L’avis de la LUSS et de la VPP
Parce qu’il est particulièrement important pour un patient d’avoir accès à l’information sur son médicament, la LUSS et la VPP défendent la création de e-notices mais plaident pour le maintien de la notice papier. Mais il convient d’examiner comment les notices/informations électroniques peuvent apporter une valeur ajoutée. Par exemple, en facilitant la lecture, en utilisant des vidéos, en fournissant des informations supplémentaires…

Réduire les pénuries

Coopération entre les pays membres
Les pénuries de médicaments sont une des préoccupations majeures des patients en Belgique et dans toute l’Europe. Un point très fort de cette proposition consiste en une consolidation de la coopération entre les pays membres pour affronter cette problématique, et ceci via différents mécanismes :

  • Les entreprises devront signaler plus rapidement les pénuries et les retraits de médicaments, et elles devront établir des plans de prévention.
  • La surveillance devra être renforcée au niveau de chaque pays et par l’EMA.
  • Une gestion coordonnée entre pays membres des pénuries critiques.
  • L’élaboration d’une liste européenne de médicaments critiques.
  • La ré-orientation des stocks devra être facilitée entre pays via des informations électroniques sur les produits.

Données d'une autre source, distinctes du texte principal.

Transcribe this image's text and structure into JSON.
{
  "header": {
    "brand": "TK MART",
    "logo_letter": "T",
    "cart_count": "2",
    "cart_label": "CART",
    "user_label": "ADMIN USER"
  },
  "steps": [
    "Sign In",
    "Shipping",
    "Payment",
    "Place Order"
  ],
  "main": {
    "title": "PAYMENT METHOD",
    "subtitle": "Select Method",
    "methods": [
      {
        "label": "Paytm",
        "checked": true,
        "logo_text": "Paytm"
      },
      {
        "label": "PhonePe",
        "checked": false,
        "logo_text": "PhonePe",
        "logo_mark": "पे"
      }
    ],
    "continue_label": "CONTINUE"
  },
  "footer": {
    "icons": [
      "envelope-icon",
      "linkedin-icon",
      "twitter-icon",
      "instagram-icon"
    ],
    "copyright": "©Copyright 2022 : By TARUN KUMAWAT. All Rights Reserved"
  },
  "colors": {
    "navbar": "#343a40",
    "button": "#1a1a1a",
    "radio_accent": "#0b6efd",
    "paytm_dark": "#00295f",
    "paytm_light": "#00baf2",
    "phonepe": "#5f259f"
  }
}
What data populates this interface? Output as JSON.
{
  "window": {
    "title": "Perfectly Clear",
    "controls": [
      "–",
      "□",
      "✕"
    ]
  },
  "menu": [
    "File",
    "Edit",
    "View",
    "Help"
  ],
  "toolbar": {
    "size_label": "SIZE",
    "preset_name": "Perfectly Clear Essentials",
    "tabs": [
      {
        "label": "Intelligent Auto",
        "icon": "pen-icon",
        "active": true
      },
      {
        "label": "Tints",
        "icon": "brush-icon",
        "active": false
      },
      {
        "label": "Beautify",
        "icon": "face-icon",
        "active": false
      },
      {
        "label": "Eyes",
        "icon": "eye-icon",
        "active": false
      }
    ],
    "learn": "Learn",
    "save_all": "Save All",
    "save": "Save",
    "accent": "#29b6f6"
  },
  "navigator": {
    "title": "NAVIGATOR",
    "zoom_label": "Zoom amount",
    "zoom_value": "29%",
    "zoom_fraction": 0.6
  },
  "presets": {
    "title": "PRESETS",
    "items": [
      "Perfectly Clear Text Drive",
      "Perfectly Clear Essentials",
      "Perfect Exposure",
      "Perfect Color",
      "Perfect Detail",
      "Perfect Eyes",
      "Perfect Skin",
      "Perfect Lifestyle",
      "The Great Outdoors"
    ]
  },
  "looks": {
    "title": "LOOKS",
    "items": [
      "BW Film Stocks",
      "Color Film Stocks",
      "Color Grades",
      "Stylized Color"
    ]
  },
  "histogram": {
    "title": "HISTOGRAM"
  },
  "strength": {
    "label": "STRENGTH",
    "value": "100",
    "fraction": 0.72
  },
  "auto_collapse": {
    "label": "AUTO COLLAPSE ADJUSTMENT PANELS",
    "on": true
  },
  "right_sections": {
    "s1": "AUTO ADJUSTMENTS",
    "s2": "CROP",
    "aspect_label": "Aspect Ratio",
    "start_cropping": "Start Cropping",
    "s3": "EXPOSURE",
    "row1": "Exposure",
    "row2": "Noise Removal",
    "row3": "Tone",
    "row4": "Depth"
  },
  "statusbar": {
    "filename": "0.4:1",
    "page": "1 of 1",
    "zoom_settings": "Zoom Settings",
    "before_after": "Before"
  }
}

L’avis de la LUSS et de la VPP
Ces mécanismes seront-ils réellement mis en place et suffiront-ils à éradiquer les pénuries ?

Les prochaines étapes

Ceci n’est que le début du processus: cette proposition va maintenant être soumise au Parlement européen et au Conseil de l’Europe.
Cette révision contient donc des espoirs et des opportunités:

  • Assurer l’accès aux médicaments dans tous les pays de l’Europe Unie.
  • Réduire les indisponibilités.
  • Penser aux patients avant les profits.
  • Réfléchir à un soutien aux structures non-lucratives de développement du médicament.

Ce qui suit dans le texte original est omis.